6. Carboxyhemoglobin.

Red Cell Pathology and Morphology

General Terms:
- Anisocytosis: Cells of unequal/various sizes.
- Poikilocytosis: Cells of various/abnormal shapes.
Specific Cell Abnormalities:
- Elliptocytes: Seen in hereditary elliptocytosis, iron deficiency anaemia, myelofibrosis, megaloblastic anemia, sickle cell anaemia.
- Spherocytes: Seen in hereditary spherocytosis, acquired haemolytic anaemia (AIHA), physical/chemical injury, and heat damage.

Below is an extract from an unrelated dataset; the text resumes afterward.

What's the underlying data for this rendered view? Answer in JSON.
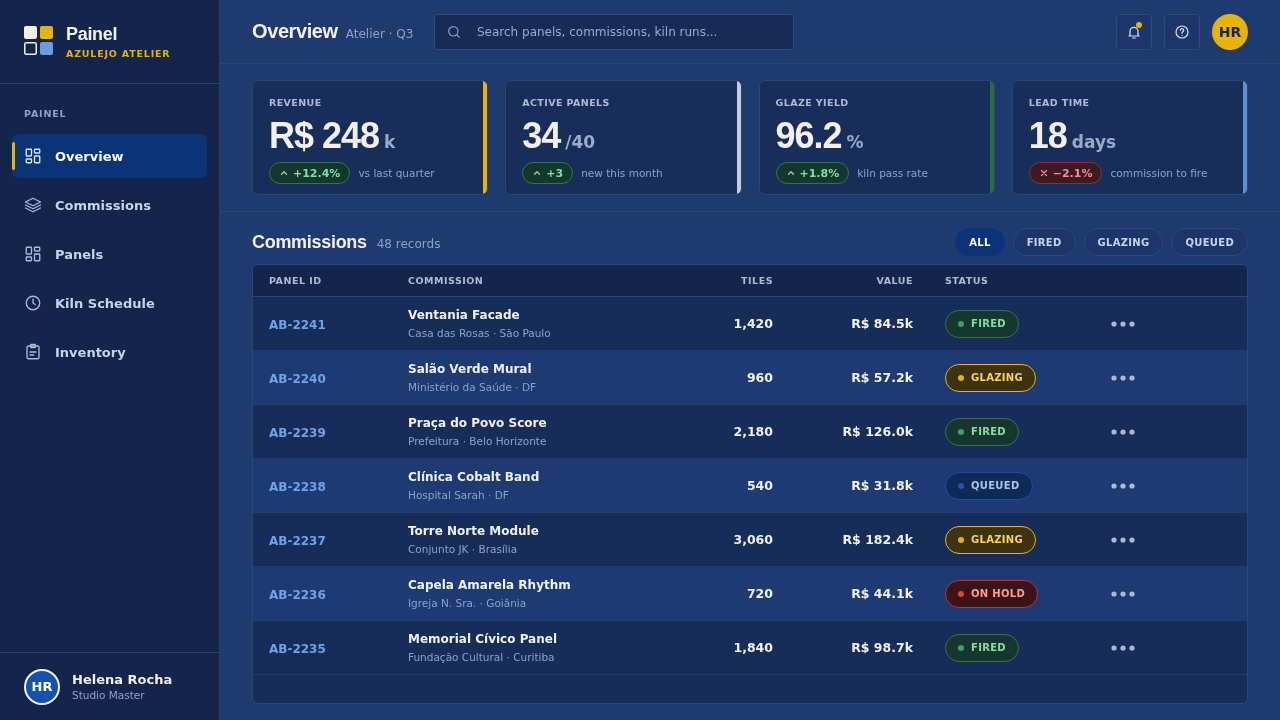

- Leptocytes (Target Cells): Seen in liver disease (obstructive jaundice), post-splenectomy, thalassemia, Hb C disease, and Hb H disease.
- Schistocytes (Cell Fragments): Indicate haemolysis; seen in megaloblastic anaemia, severe burns, traumatic haemolysis, and microangiopathic haemolytic anemia.
- Acanthocytes (Spicule Cells): Irregular surface spicules with bulbous ends; seen in liver disease.
- Echinocytes (Crenated/Burr Cells): Regular smooth surface undulations; seen in uremia, artefact, and hyperosmolarity.
- Bite Cells: Result from membrane removal by splenic macrophages; seen in G6PD deficiency.
- Dacrocytes (Teardrop Cells): Seen in thalassemia and myelofibrosis.
- Drepanocytes (Sickle Cells): Diagnostic of sickle cell anemia.
- Rouleaux: RBCs stacked like coins; characteristic of multiple myeloma.
Red Cell Inclusions:
- Howell-Jolly Body: Remnant of nuclear chromatin. Single bodies seen in megaloblastic/hemolytic anemia or post-splenectomy. Multiple bodies suggest abnormal erythropoiesis.
- Heinz Bodies: Inclusions of denatured haemoglobin; associated with G6PD deficiency.